On the plains of Africa, when the old lion is dethroned, he wanders aimlessly, catching what food he can when he can get it. How apropos that the alpha male lion is deposed and thrown from his "pride." The pride of lions is the curse of man. The peace he desires as elusive as a gazelle.

The hunger grows, and the predator -- in this case, a broken, mangy-maned old lion -- ponders a blessedly short life alone.

Saturday, October 20, 2007

Mountain Lake of the Mind

Quote of the day:

"Well-being of mind is like a mountain lake without ripples. When the lake has no ripples, everything in the lake can be seen. When the water is all churned up, nothing can be seen. The still lake without ripples is an image of our minds at ease, so full of unlimited friendliness for all the junk at the bottom of the lake that we don't feel the need to churn up the waters just to avoid looking at what's there."

Pema Chodron
When Things Fall Apart: Heart Advice for Difficult Times

Task for the day and the rest of my life: meditate on the still lake of the mind.

Friday, October 19, 2007

Divorce Mood Music

Just in case anyone out there wants to share the mood, here are some good songs I've been listening too lately:

You Could Be Happy -- Snow Patrol
Sorry -- BuckCherry
Crazy Bitch -- BuckCherry
Shine On -- James Blunt
Coming Home -- John Legend
I Really Want You -- James Blunt
Give Me Some Love -- James Blunt
I Still Haven't Found What I'm Looking For -- U2
With or Without You -- U2
Have I Told You Lately -- Van Morrison
Wherever God Shines His Light -- Van Morrison
Just Like Greta -- Van Morrison
Lonely and Blue -- Van Morrison

Wednesday, October 17, 2007

Creativity

Last night as I was doing my evening jog/walk, a poem formulated in my mind. I was working on it through the course of the workout, and could hardly wait to get home and type it into my computer. It is titled Phoenix Rising, a cliched title but appropriate for what the poem conveys.

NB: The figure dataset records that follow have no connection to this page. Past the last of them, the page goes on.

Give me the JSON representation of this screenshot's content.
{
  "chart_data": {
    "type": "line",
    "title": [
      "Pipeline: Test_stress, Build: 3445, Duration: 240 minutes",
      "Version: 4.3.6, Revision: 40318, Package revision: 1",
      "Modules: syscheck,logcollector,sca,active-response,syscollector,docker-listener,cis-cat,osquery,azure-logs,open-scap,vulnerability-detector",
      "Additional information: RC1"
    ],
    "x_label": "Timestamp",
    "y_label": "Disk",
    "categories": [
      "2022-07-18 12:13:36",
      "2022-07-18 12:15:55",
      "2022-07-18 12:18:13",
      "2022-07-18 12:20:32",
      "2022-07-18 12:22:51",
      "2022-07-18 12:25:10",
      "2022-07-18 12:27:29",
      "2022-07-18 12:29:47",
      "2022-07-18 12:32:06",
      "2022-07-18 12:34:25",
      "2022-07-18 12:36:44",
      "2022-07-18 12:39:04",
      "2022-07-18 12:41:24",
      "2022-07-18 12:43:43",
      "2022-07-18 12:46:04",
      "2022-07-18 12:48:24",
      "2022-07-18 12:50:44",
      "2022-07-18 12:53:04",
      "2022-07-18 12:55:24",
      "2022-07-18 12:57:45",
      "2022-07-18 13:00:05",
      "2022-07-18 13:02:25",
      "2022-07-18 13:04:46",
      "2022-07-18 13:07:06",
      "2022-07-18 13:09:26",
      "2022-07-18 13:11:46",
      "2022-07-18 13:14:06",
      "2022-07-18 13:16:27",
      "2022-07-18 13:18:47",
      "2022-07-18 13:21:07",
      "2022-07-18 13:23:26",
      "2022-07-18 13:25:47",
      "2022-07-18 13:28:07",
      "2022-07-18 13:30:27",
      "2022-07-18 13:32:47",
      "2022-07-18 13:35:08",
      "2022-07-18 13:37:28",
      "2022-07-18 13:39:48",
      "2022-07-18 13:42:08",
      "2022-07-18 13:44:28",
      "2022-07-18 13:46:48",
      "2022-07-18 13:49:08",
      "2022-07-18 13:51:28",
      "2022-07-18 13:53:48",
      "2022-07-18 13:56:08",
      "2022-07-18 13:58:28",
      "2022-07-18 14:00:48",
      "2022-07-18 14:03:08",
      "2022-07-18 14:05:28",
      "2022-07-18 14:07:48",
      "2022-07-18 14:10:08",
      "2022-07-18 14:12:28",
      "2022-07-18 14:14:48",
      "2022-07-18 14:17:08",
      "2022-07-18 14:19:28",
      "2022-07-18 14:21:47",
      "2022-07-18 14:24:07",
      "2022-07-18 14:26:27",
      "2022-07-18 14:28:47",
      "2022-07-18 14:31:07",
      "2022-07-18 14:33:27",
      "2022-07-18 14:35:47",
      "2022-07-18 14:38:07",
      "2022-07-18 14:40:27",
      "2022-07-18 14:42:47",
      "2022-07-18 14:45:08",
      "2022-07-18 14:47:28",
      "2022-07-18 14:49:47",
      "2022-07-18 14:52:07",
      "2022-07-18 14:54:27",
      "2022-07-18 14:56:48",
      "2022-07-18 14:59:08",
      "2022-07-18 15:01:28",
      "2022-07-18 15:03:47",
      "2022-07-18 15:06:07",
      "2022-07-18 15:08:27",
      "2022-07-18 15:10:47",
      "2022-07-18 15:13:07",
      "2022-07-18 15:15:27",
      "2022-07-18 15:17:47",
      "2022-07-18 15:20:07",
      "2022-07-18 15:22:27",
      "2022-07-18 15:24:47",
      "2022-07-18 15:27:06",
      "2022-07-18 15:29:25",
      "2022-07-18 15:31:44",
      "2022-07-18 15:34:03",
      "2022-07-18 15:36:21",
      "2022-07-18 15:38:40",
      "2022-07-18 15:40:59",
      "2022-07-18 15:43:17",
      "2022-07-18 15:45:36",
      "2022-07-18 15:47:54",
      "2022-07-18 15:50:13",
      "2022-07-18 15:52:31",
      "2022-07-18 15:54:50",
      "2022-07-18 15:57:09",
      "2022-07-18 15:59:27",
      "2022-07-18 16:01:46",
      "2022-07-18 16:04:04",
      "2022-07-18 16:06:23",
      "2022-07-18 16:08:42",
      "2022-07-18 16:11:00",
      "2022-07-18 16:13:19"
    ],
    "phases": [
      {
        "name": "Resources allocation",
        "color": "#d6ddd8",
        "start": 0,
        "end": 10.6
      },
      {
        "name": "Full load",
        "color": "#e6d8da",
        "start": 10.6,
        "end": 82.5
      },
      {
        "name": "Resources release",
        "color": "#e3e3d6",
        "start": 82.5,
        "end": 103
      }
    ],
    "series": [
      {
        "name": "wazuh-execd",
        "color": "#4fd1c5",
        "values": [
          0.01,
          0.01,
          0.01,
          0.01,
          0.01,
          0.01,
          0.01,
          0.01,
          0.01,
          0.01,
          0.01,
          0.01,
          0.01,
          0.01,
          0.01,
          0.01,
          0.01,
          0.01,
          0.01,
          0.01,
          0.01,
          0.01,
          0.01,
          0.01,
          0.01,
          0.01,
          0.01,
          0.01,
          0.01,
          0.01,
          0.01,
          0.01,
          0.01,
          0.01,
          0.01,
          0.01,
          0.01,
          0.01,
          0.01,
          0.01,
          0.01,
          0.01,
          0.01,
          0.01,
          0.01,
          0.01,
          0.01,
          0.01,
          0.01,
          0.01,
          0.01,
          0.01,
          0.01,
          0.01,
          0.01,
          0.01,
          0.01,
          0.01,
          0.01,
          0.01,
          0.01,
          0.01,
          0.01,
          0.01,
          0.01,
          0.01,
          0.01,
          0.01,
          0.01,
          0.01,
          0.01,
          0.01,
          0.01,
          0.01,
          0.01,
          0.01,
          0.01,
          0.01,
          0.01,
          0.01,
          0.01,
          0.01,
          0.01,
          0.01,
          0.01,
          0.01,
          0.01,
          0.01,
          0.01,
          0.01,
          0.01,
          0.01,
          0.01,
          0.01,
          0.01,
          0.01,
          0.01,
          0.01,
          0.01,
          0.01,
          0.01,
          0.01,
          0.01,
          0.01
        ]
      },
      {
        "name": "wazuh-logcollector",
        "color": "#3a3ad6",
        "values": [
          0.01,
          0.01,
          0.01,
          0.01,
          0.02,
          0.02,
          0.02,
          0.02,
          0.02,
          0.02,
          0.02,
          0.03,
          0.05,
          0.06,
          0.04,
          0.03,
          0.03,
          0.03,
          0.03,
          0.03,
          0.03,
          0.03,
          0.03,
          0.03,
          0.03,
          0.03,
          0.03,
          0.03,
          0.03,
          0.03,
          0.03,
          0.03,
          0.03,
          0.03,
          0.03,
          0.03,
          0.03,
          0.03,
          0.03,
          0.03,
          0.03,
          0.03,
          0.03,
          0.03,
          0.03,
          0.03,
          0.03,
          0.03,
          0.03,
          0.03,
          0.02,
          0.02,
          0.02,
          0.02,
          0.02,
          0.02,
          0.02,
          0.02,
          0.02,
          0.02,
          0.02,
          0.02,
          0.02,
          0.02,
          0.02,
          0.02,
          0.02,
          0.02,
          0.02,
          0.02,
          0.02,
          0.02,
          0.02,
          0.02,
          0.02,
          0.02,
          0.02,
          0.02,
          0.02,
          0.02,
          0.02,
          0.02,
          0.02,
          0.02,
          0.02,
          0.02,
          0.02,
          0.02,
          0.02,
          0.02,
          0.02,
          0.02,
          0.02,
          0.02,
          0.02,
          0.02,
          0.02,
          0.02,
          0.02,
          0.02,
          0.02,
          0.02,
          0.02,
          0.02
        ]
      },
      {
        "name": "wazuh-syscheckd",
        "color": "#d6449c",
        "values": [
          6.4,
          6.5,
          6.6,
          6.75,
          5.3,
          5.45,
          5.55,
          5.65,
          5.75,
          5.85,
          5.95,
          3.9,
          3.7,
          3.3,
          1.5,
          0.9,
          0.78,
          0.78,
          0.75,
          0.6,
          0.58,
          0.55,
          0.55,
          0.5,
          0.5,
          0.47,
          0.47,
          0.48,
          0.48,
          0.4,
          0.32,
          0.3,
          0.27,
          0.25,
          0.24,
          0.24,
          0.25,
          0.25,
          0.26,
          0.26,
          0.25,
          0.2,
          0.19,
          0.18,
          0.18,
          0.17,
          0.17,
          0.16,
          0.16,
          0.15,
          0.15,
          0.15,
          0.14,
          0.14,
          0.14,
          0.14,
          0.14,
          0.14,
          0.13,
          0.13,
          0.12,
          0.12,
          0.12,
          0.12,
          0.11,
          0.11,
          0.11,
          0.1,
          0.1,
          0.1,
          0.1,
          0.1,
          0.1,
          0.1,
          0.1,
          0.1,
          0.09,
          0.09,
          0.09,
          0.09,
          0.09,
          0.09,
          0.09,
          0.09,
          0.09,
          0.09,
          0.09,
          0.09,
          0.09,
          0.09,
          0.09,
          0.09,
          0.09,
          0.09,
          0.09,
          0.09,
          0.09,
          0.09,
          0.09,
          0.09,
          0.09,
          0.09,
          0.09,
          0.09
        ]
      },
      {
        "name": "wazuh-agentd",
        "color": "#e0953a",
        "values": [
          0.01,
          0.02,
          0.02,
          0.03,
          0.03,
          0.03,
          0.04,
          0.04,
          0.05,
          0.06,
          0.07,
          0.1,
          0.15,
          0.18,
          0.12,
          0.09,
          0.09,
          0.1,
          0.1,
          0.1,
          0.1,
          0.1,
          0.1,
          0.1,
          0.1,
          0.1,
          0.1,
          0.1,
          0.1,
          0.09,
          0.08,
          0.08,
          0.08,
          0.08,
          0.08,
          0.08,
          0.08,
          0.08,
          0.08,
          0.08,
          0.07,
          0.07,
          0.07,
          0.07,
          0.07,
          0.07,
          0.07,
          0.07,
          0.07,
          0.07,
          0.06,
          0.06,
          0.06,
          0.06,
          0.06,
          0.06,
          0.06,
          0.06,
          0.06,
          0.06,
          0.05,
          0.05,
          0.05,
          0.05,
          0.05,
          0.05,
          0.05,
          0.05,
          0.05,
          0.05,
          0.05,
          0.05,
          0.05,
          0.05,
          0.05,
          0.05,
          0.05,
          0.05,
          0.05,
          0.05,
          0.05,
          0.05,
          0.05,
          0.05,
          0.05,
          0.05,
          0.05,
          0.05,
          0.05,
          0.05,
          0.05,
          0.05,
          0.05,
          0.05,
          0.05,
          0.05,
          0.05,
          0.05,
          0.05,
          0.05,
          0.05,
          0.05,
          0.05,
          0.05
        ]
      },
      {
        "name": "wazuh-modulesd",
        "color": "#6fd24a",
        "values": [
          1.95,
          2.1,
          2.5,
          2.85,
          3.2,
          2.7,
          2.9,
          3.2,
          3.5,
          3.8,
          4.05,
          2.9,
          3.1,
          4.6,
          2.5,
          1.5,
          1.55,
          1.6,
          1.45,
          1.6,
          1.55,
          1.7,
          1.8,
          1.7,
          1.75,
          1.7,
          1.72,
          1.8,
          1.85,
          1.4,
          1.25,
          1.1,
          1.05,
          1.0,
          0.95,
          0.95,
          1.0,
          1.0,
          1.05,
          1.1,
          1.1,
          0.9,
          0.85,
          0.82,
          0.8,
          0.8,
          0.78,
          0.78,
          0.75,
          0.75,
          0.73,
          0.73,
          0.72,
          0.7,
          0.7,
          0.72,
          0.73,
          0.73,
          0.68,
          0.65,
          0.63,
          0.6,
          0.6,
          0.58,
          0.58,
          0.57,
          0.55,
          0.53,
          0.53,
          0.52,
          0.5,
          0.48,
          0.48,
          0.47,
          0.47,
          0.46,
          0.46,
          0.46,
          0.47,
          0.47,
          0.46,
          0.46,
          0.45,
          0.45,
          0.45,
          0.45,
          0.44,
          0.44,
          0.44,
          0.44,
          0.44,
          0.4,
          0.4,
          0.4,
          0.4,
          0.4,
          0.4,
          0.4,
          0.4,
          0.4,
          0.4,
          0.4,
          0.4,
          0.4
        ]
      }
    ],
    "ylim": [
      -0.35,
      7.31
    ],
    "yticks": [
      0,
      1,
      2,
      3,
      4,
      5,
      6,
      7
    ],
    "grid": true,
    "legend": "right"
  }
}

I have noticed that it is in times of very intense crisis and emotional duress that I tend to be the most creative. As much as possible, I try to distill my emotions, to crystalize them in the form of words or poetry.

I sometimes wonder who gives a f*** about what is going on in my life, and inside my head. Why would they bother to read my poetry? Just who the heck am I to comment on the profundities of life anyway?

Maya Angelou once expressed similar hesitation about the quality and message of her poetry. But then she also said something very interesting. She said words to the effect that sometimes you just have to put the poem out there, and trust the universe that it will mean something, that it will touch the heart and soul of another human being. And so, I continue to reflect upon life, my own and others, and to write and to post. I trust the universe, if not my own talents.

Tuesday, October 16, 2007

Ch-Ch-Ch-Ch-Changes

David Bowie used to rock out. His song Changes is an anthem for my life right now.

One of my friends has a great Blogspace called Behold a Giant Muh. It's a quirky, personality filled little blog that is always so much fun to read. Great photography really makes the site, but more than that, it's the pithy, aphoristic nature of the writing there that is so much fun to read.

Someone once said that emulation is the sincerest form of flattery. Well, I'm emulating the Giant Muh, and recasting this blogsite from a boring old, same old same old Blog to a less pretentious and less wordy blogspace.

And this concludes blog entry number one.